In the latest trial, he was charged with the firearms murder of Huckaby, as was his co-defendant, 39-year-old Daniel Anthony Street, a former Hercules resident. But on July 17, six days before his separate trial before a jury was set to begin, Street pleaded no contest to second-degree murder. Both remain in custody at Stanton Correctional Facility.

With defense attorney Terry Ray at his side, Street pleaded no contendere, pleading not guilty but offering no defense. Judge Kauffman immediately found him guilty, denied him probation, and told him he faces a maximum sentence of 15 years to life in prison when he is sentenced at 9 a.m. on November 8.

Although Street did not fire the fatal shot that killed Huckaby, Ainsworth explained that the law provides that individuals who essentially aided and abetted a murder could also be charged with murder.

“He (Street) is the one with the motive and brought Blackwell here,” he said in a text message Tuesday, adding that Teiquon Cortez testified that Street “came to Blackwell's house and that Blackwell was the one who killed Huckaby.” Another witness corroborated Cortez's statement, Ainsworth added.

In addition, court records show that Street was in the area when Huckaby was shot.

As previously reported, Blackwell was found guilty following a 2020 trial of attempting to kill Cortez, then 29, on November 5, 2018, also in Vallejo.

During his attempted murder trial, Cortez said he saw Blackwell, a co-worker at Royal Transport, a moving company in Vallejo, fire a shot from a handgun.
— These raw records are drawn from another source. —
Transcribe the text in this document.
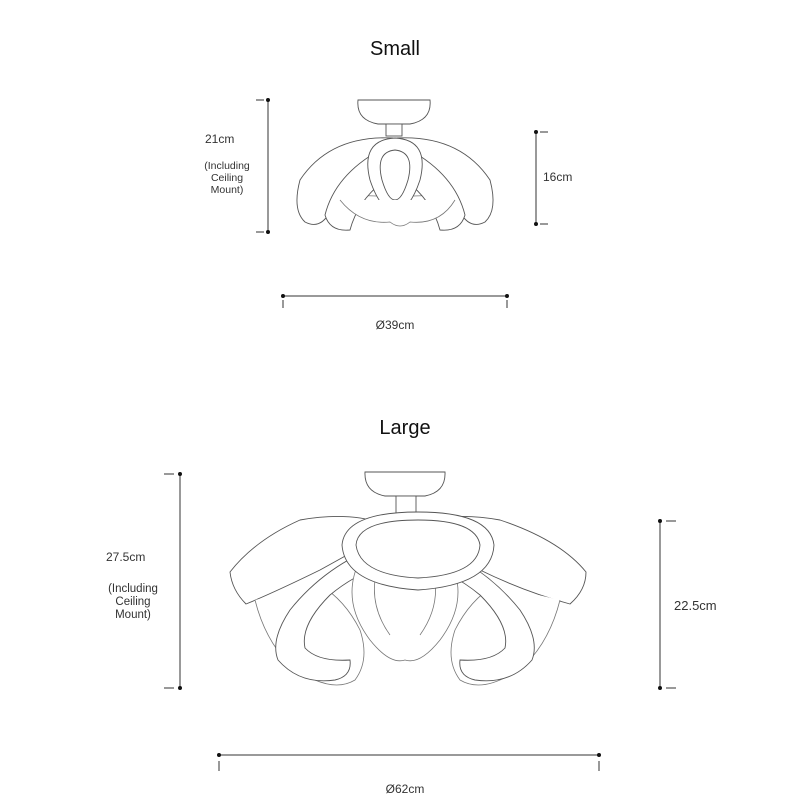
Small
21cm
(Including
Ceiling
Mount)
16cm
Ø39cm
Large
27.5cm
(Including
Ceiling
Mount)
22.5cm
Ø62cm
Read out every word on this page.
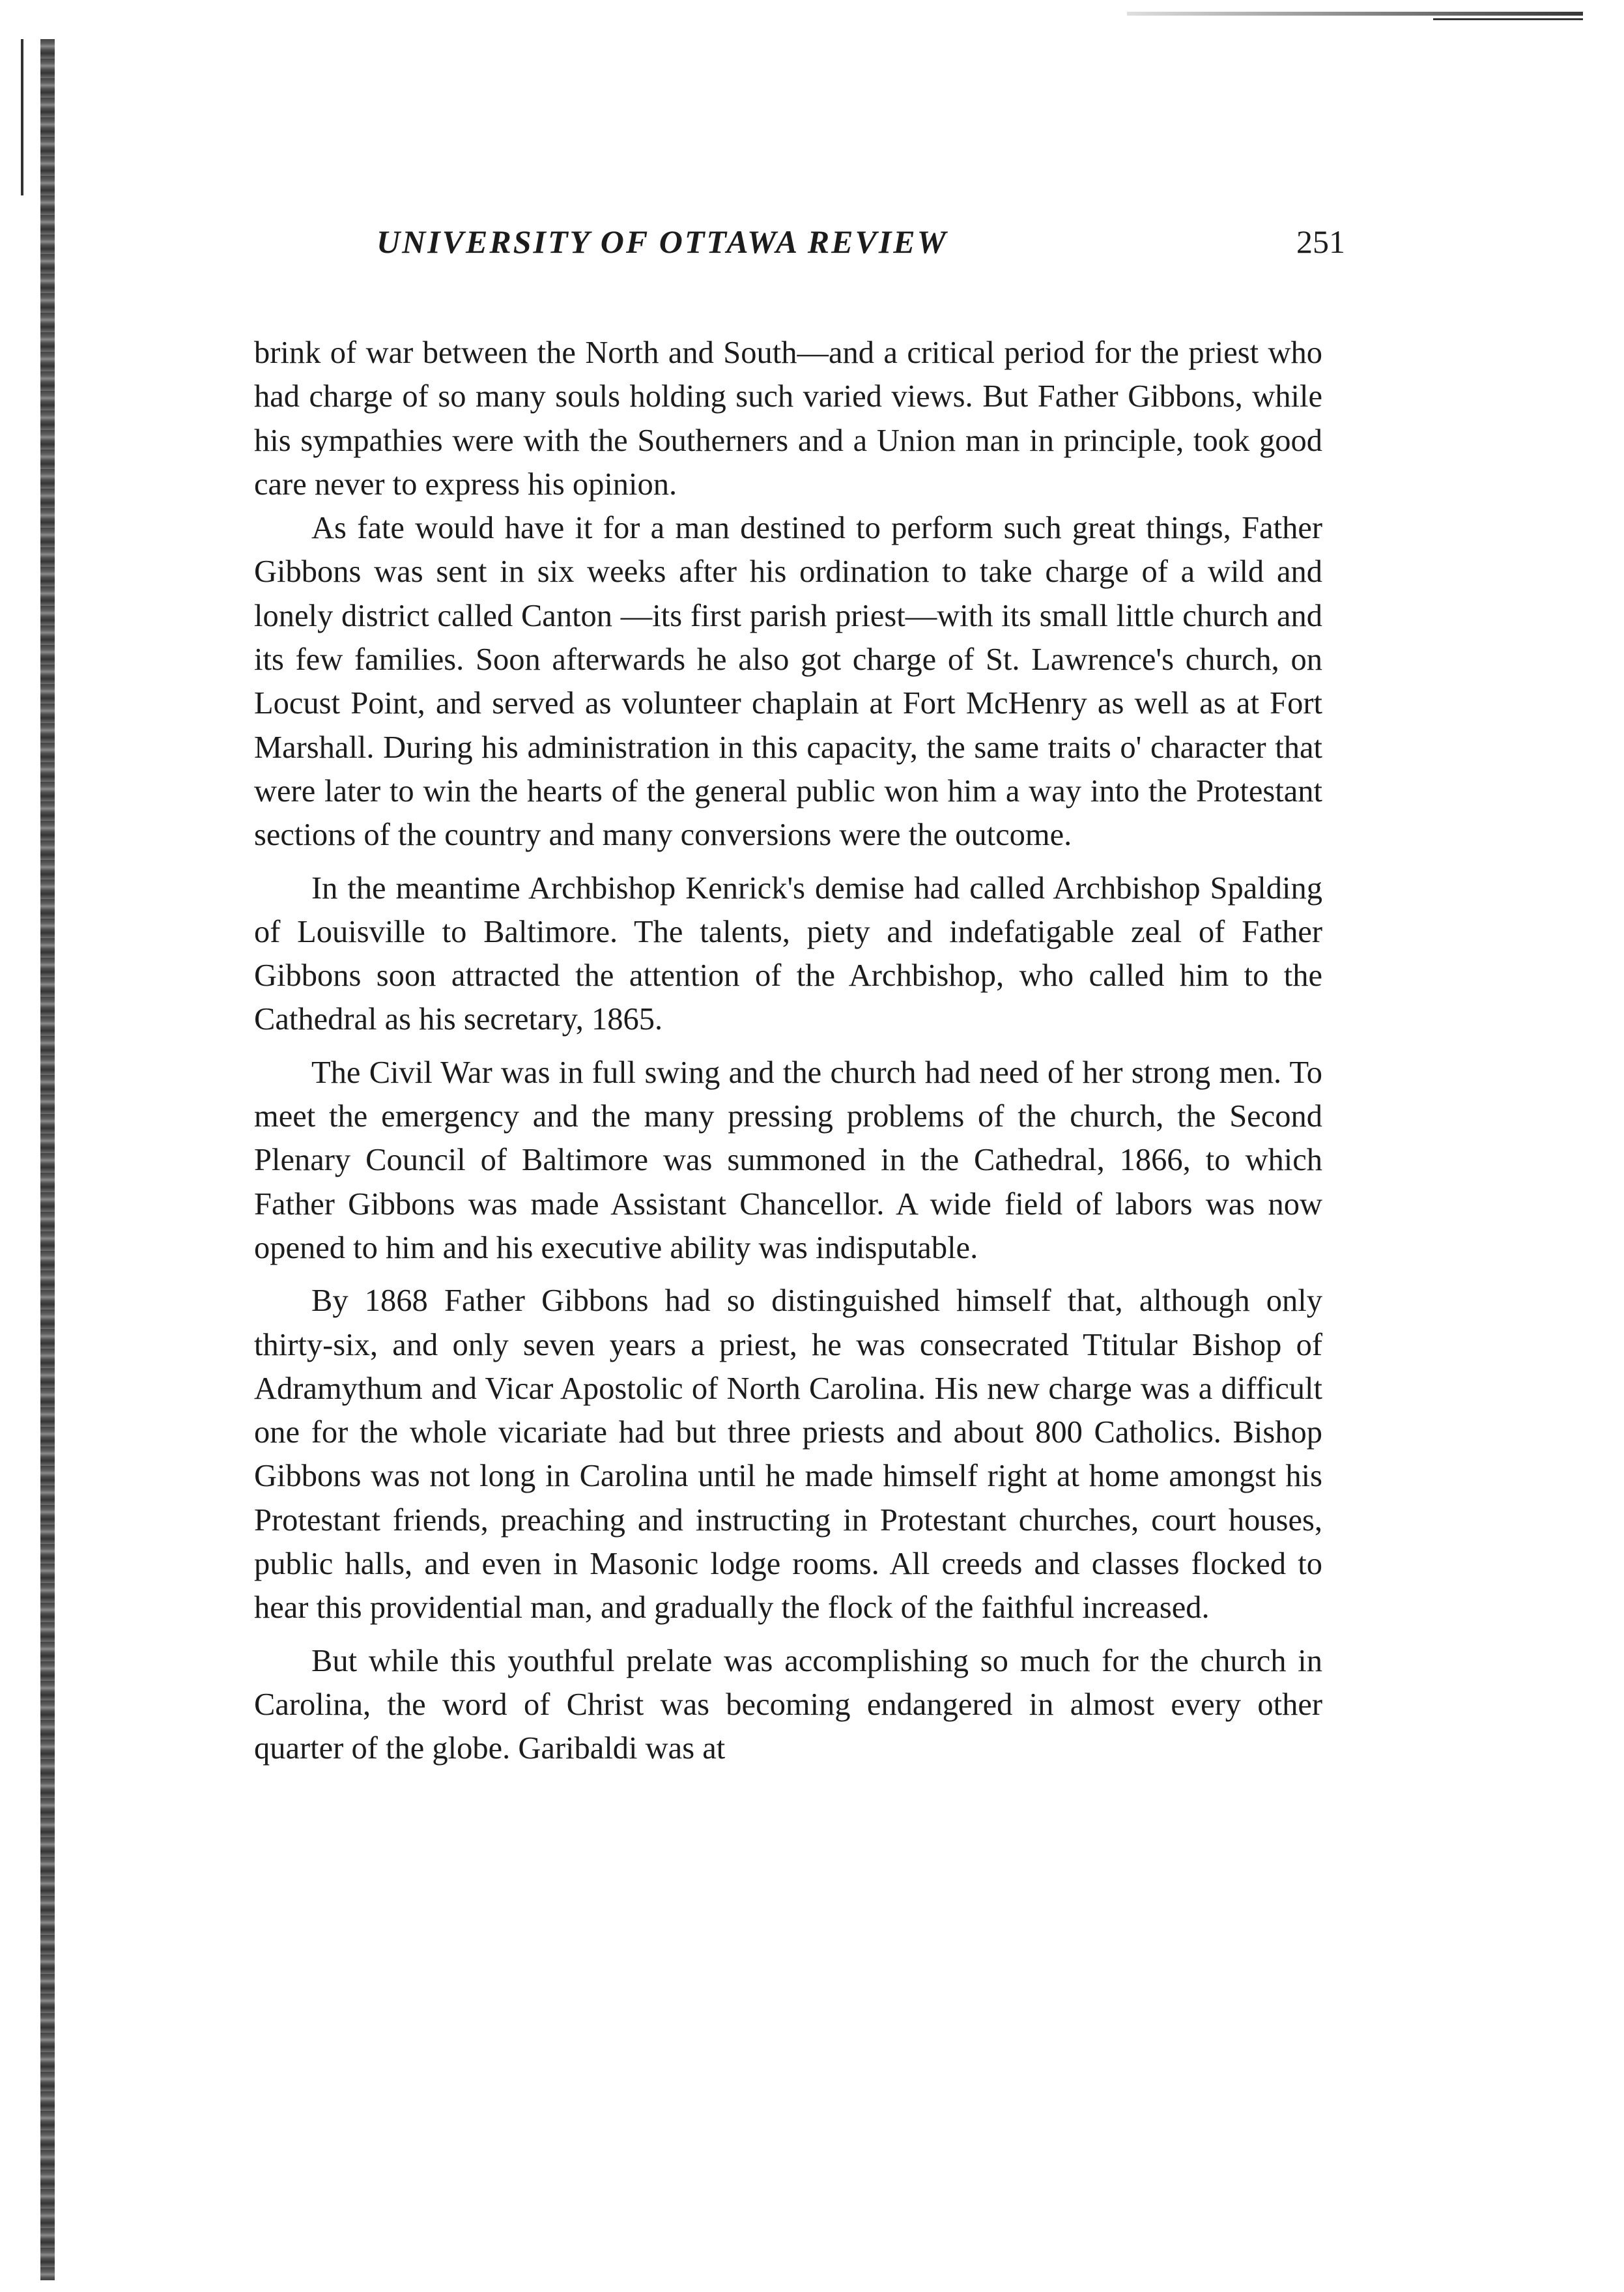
UNIVERSITY OF OTTAWA REVIEW	251

brink of war between the North and South—and a critical period for the priest who had charge of so many souls holding such varied views. But Father Gibbons, while his sympathies were with the Southerners and a Union man in principle, took good care never to express his opinion.

As fate would have it for a man destined to perform such great things, Father Gibbons was sent in six weeks after his ordination to take charge of a wild and lonely district called Canton —its first parish priest—with its small little church and its few families. Soon afterwards he also got charge of St. Lawrence's church, on Locust Point, and served as volunteer chaplain at Fort McHenry as well as at Fort Marshall. During his administration in this capacity, the same traits o' character that were later to win the hearts of the general public won him a way into the Protestant sections of the country and many conversions were the outcome.

In the meantime Archbishop Kenrick's demise had called Archbishop Spalding of Louisville to Baltimore. The talents, piety and indefatigable zeal of Father Gibbons soon attracted the attention of the Archbishop, who called him to the Cathedral as his secretary, 1865.

The Civil War was in full swing and the church had need of her strong men. To meet the emergency and the many pressing problems of the church, the Second Plenary Council of Baltimore was summoned in the Cathedral, 1866, to which Father Gibbons was made Assistant Chancellor. A wide field of labors was now opened to him and his executive ability was indisputable.

By 1868 Father Gibbons had so distinguished himself that, although only thirty-six, and only seven years a priest, he was consecrated Ttitular Bishop of Adramythum and Vicar Apostolic of North Carolina. His new charge was a difficult one for the whole vicariate had but three priests and about 800 Catholics. Bishop Gibbons was not long in Carolina until he made himself right at home amongst his Protestant friends, preaching and instructing in Protestant churches, court houses, public halls, and even in Masonic lodge rooms. All creeds and classes flocked to hear this providential man, and gradually the flock of the faithful increased.

But while this youthful prelate was accomplishing so much for the church in Carolina, the word of Christ was becoming endangered in almost every other quarter of the globe. Garibaldi was at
The bullet struck and killed Huckaby, who was in a mobile home that later crashed on Tuolumne Street.

Months later, on November 1, Blackwell reportedly went to Cortez's living quarters behind the moving company and shot him twice with a shotgun, wounding him.

During the trial, Assistant District Attorney Andrew Wood called more than a dozen witnesses to the stand, including Vallejo Police investigators, doctors, cell tower experts and at least one person who helped Cortez after he was shot.

Cortez testified that he walked across the street to a Shell gas station, where, bleeding profusely from gunshot wounds to his left elbow and back, he received first aid before paramedics and Vallejo police officers arrived.

During court testimony, Eugene Borghello, a defense investigator, said Cortez told him during an interrogation at the Solano County Jail in January 2019 that Blackwell shot him twice with a shotgun because he “threatened Mr. Blackwell's wife.”

Cortez also told Borghello of the Special Investigations Group in Fairfield that he was in a car with Blackwell when Blackwell shot Huckaby.